In Prospect’s December cover story, “How dictators watch us on the web”, Evgeny Morozov criticises my views on the impact of social media on political unrest. Indeed, he even says I am “the man most responsible for the intellectual confusion over the political role of the internet.” In part, I would like to agree with some of his criticisms, while partially disputing some of his assertions too.
Let me start with a basic statement of belief: because civic life is not just created by the actions of individuals, but by the actions of groups, the spread of mobile phones and internet connectivity will reshape that civic life, changing the ways members of the public interact with one another.
Though germane, this argument says little to nothing about the tempo, mode, or ultimate shape such a transformation will take. There are a number of possible scenarios for changed interaction between the public and the state, some rosy, others distinctly less so. Crucially however, Morozov’s reading is in response to a specific strain of internet utopianism—let’s call it the “just-add-internet” hypothesis. In this model, the effect of social media on the lives of citizens in authoritarian regimes will be swift, unstoppable, and positive—a kind of digitised 1989. And it will lead us to expect the prominence of social media in any society’s rapid democratisation.

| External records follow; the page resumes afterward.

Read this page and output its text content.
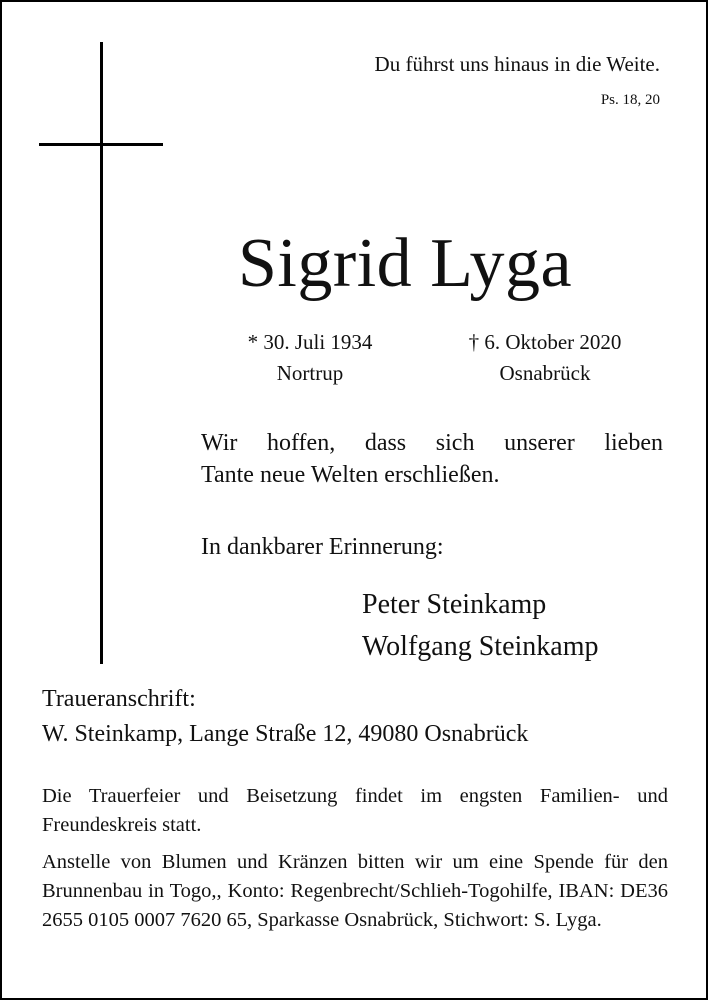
Du führst uns hinaus in die Weite.
Ps. 18, 20
Sigrid Lyga
* 30. Juli 1934
Nortrup
† 6. Oktober 2020
Osnabrück
Wir hoffen, dass sich unserer lieben
Tante neue Welten erschließen.
In dankbarer Erinnerung:
Peter Steinkamp
Wolfgang Steinkamp
Traueranschrift:
W. Steinkamp, Lange Straße 12, 49080 Osnabrück
Die Trauerfeier und Beisetzung findet im engsten Familien- und Freundeskreis statt.
Anstelle von Blumen und Kränzen bitten wir um eine Spende für den Brunnenbau in Togo,, Konto: Regenbrecht/Schlieh-Togohilfe, IBAN: DE36 2655 0105 0007 7620 65, Sparkasse Osnabrück, Stichwort: S. Lyga.
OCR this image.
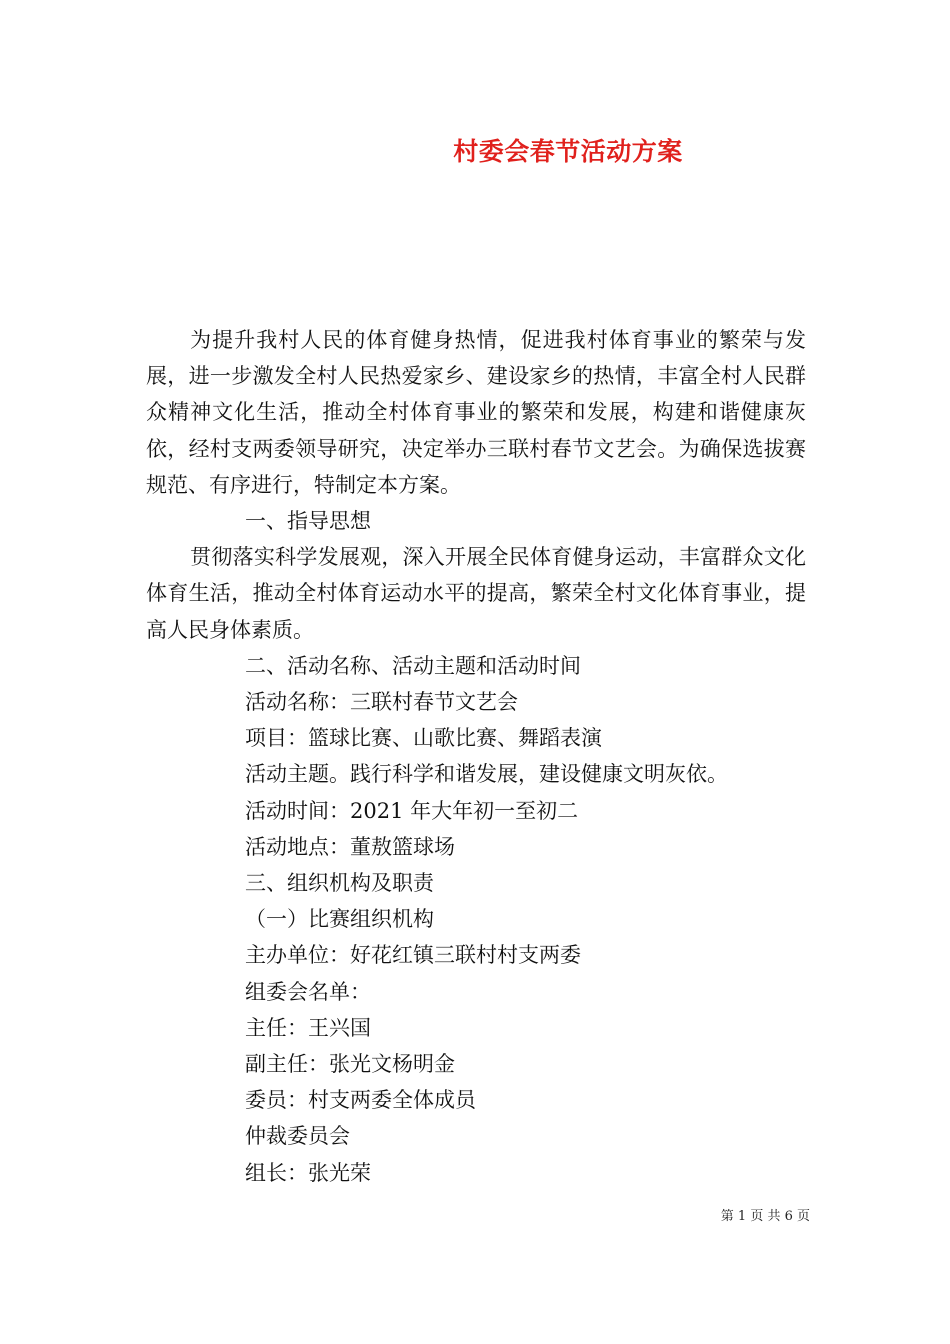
村委会春节活动方案

为提升我村人民的体育健身热情，促进我村体育事业的繁荣与发展，进一步激发全村人民热爱家乡、建设家乡的热情，丰富全村人民群众精神文化生活，推动全村体育事业的繁荣和发展，构建和谐健康灰依，经村支两委领导研究，决定举办三联村春节文艺会。为确保选拔赛规范、有序进行，特制定本方案。

一、指导思想

贯彻落实科学发展观，深入开展全民体育健身运动，丰富群众文化体育生活，推动全村体育运动水平的提高，繁荣全村文化体育事业，提高人民身体素质。

二、活动名称、活动主题和活动时间

活动名称：三联村春节文艺会

项目：篮球比赛、山歌比赛、舞蹈表演

活动主题。践行科学和谐发展，建设健康文明灰依。

活动时间：2021 年大年初一至初二

活动地点：董敖篮球场

三、组织机构及职责

（一）比赛组织机构

主办单位：好花红镇三联村村支两委

组委会名单：

主任：王兴国

副主任：张光文杨明金

委员：村支两委全体成员

仲裁委员会

组长：张光荣

第 1 页 共 6 页
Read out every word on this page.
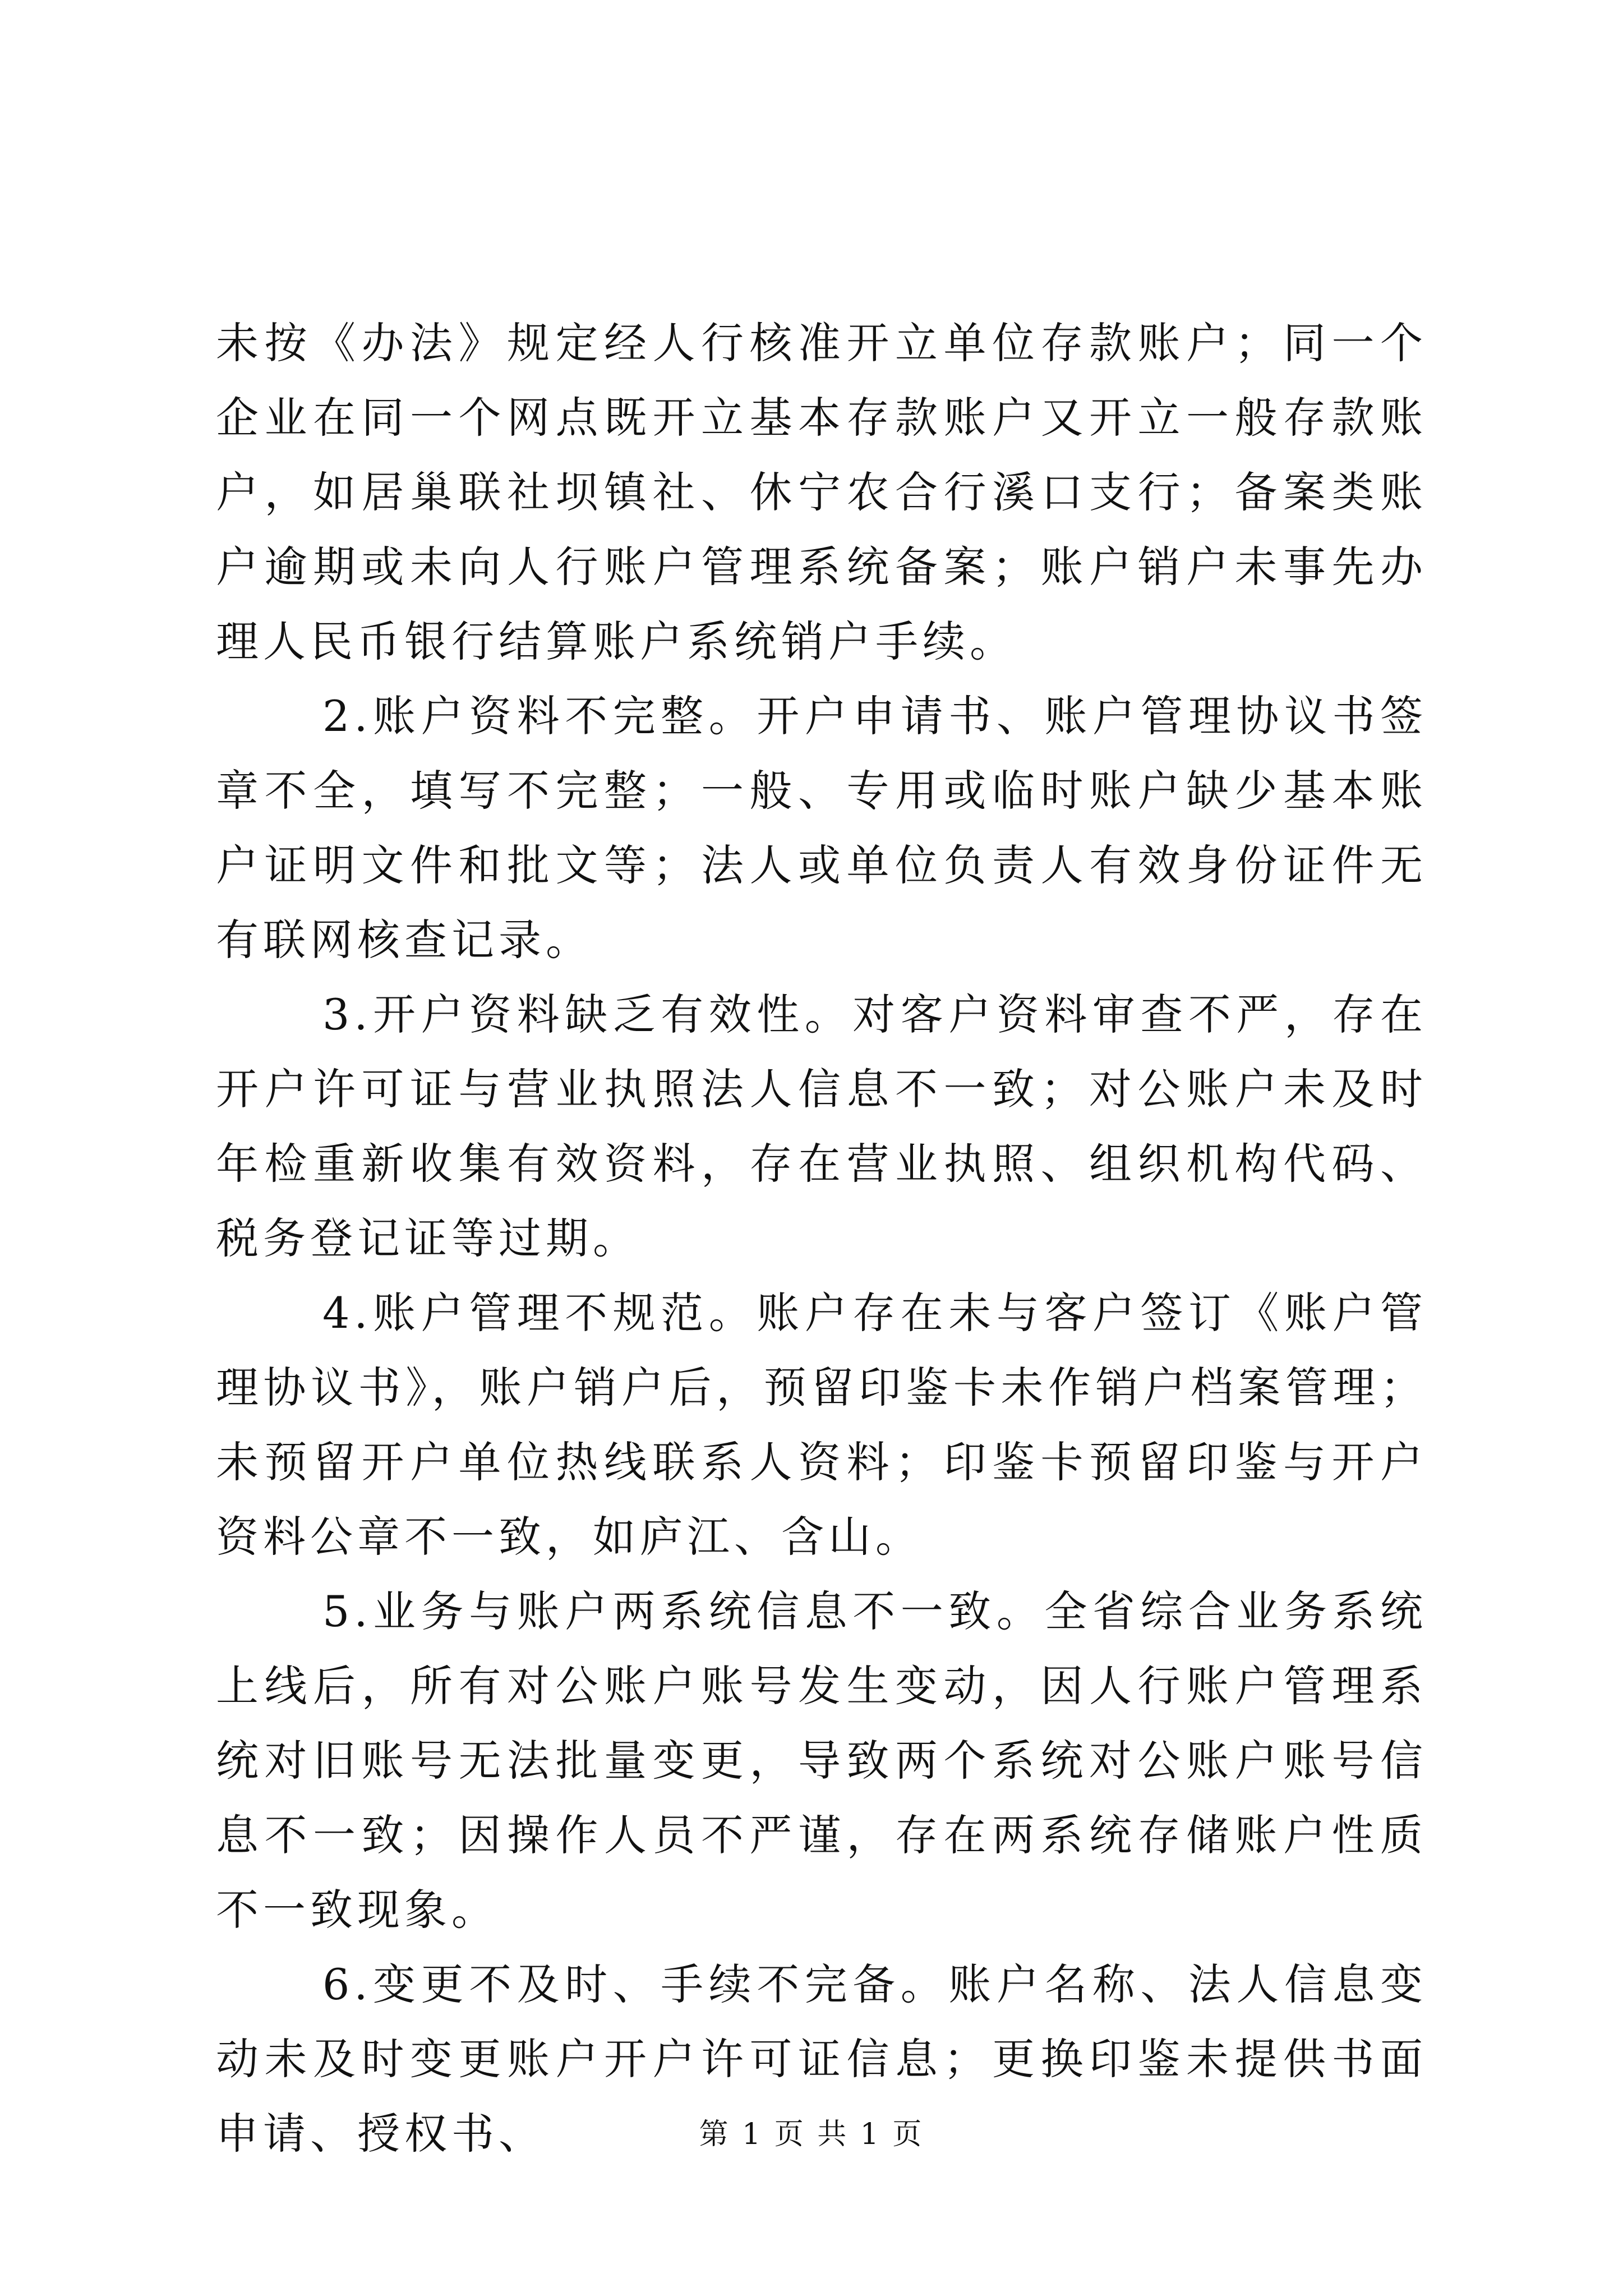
未按《办法》规定经人行核准开立单位存款账户；同一个企业在同一个网点既开立基本存款账户又开立一般存款账户，如居巢联社坝镇社、休宁农合行溪口支行；备案类账户逾期或未向人行账户管理系统备案；账户销户未事先办理人民币银行结算账户系统销户手续。

2.账户资料不完整。开户申请书、账户管理协议书签章不全，填写不完整；一般、专用或临时账户缺少基本账户证明文件和批文等；法人或单位负责人有效身份证件无有联网核查记录。

3.开户资料缺乏有效性。对客户资料审查不严，存在开户许可证与营业执照法人信息不一致；对公账户未及时年检重新收集有效资料，存在营业执照、组织机构代码、税务登记证等过期。

4.账户管理不规范。账户存在未与客户签订《账户管理协议书》，账户销户后，预留印鉴卡未作销户档案管理；未预留开户单位热线联系人资料；印鉴卡预留印鉴与开户资料公章不一致，如庐江、含山。

5.业务与账户两系统信息不一致。全省综合业务系统上线后，所有对公账户账号发生变动，因人行账户管理系统对旧账号无法批量变更，导致两个系统对公账户账号信息不一致；因操作人员不严谨，存在两系统存储账户性质不一致现象。

6.变更不及时、手续不完备。账户名称、法人信息变动未及时变更账户开户许可证信息；更换印鉴未提供书面申请、授权书、	第 1 页 共 1 页
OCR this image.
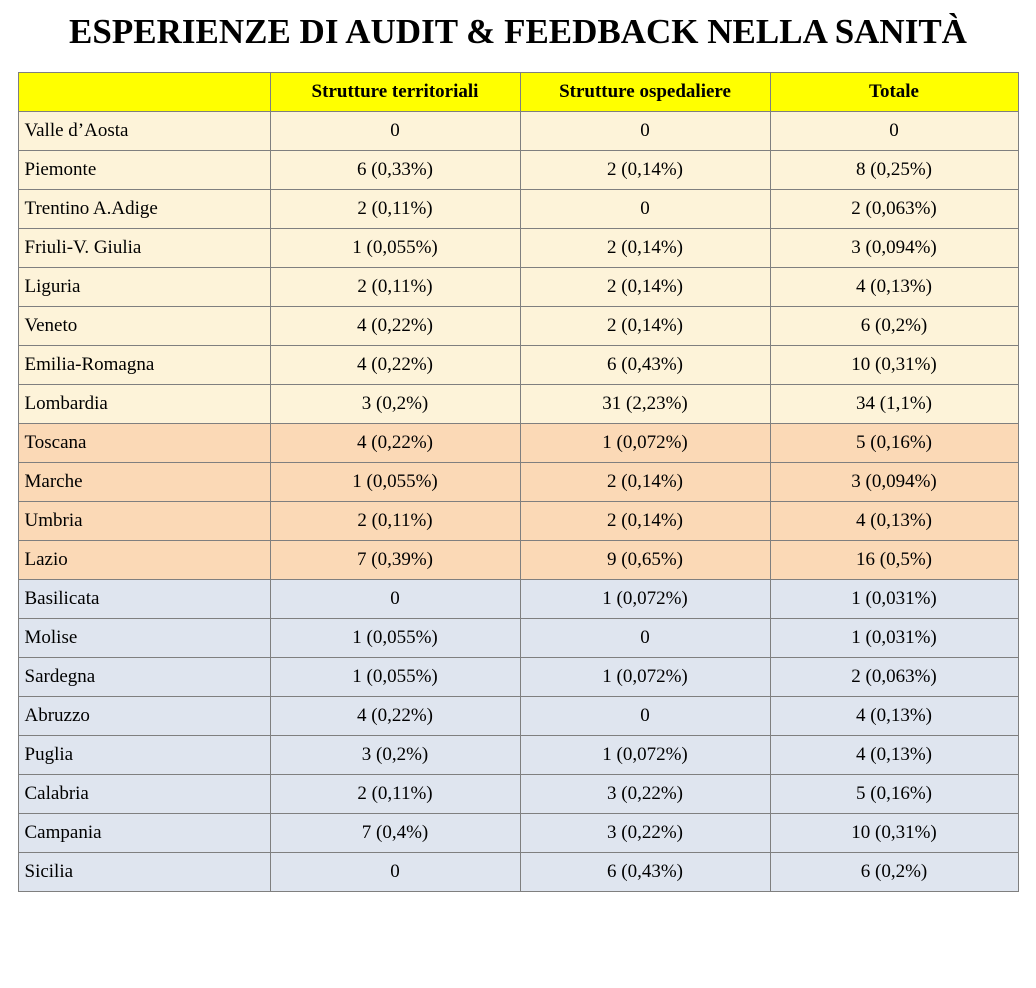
ESPERIENZE DI AUDIT & FEEDBACK NELLA SANITÀ
	Strutture territoriali	Strutture ospedaliere	Totale
Valle d’Aosta	0	0	0
Piemonte	6 (0,33%)	2 (0,14%)	8 (0,25%)
Trentino A.Adige	2 (0,11%)	0	2 (0,063%)
Friuli-V. Giulia	1 (0,055%)	2 (0,14%)	3 (0,094%)
Liguria	2 (0,11%)	2 (0,14%)	4 (0,13%)
Veneto	4 (0,22%)	2 (0,14%)	6 (0,2%)
Emilia-Romagna	4 (0,22%)	6 (0,43%)	10 (0,31%)
Lombardia	3 (0,2%)	31 (2,23%)	34 (1,1%)
Toscana	4 (0,22%)	1 (0,072%)	5 (0,16%)
Marche	1 (0,055%)	2 (0,14%)	3 (0,094%)
Umbria	2 (0,11%)	2 (0,14%)	4 (0,13%)
Lazio	7 (0,39%)	9 (0,65%)	16 (0,5%)
Basilicata	0	1 (0,072%)	1 (0,031%)
Molise	1 (0,055%)	0	1 (0,031%)
Sardegna	1 (0,055%)	1 (0,072%)	2 (0,063%)
Abruzzo	4 (0,22%)	0	4 (0,13%)
Puglia	3 (0,2%)	1 (0,072%)	4 (0,13%)
Calabria	2 (0,11%)	3 (0,22%)	5 (0,16%)
Campania	7 (0,4%)	3 (0,22%)	10 (0,31%)
Sicilia	0	6 (0,43%)	6 (0,2%)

While this argument is overtly simplistic, I have nonetheless helped fuel it by discussing mechanisms through which citizens can coordinate group action, while failing to note the ways that visible public action also provides new counter-moves to repressive regimes. Morozov is right to criticise me for this imbalance, and for the resulting (and undue) optimism it engenders about social media as a democratising force; I stand corrected.
Nevertheless, I want to defend the notion—which Morozov goes after in the “man most responsible for intellectual confusion” section of his essay—that social media improves political information cascades, as outlined by the political scientist Susanne Lohmann. It also represents a new dynamic within political protest, which will alter the struggle between insurrectionists and the state, even if the state wins in any given clash. Where this will lead to a net advantage for popular uprisings in authoritarian regimes is an open question—and a point on which Morozov and I still disagree on—but the new circumstances of coordinated public action, I believe, marks an essential change in the civilian part of the “arms race.”
Lohmann’s mechanism for how information cascades operate is simple: when a small group is willing to take public action against a regime, and the regime’s reaction is muted, it provides information about the value of participation to the group of citizens who opted not to participate. Some members of this group will then join in the next round of protests.
In turn, further non-reaction by the regime will provide additional information to the next group of “fence-sitters,” thereby increasing participation. Consequently, strong reaction by the regime can be effective in putting down insurrection, but at the same time risks constraining and, in extreme cases, delegitimising the regime itself. If the regime acts late, it can thus lose in one of two ways: the insurrections can win, or the state can win, but at Pyrrhic costs. Between those two cases, the state can also succeed in putting down the insurrection at low cost to itself.
Prior to the spread of social media, a typical classic case of late and failed reaction by the regime to an information cascade is the one documented by Lohmann, around the collapse of communism in eastern Europe. The classic case of late and successful reaction by a regime is Tiananmen Square and, even there, the subsequent alteration of the Chinese state continues to be driven in part by the recognition that without continued economic improvement, the same forces that drove insurrection might return. Though the regime always holds most of the power, insurrections that take advantage of the dynamics of information cascades thus offer protesters both offensive and defensive capabilities that they wouldn’t otherwise have.
But both these examples took place prior to the invention of the internet and widespread use of mobile phones. The question, today, is what the increased ability on the part of citizens armed with those tools can do to achieve shared public knowledge and coordinated action.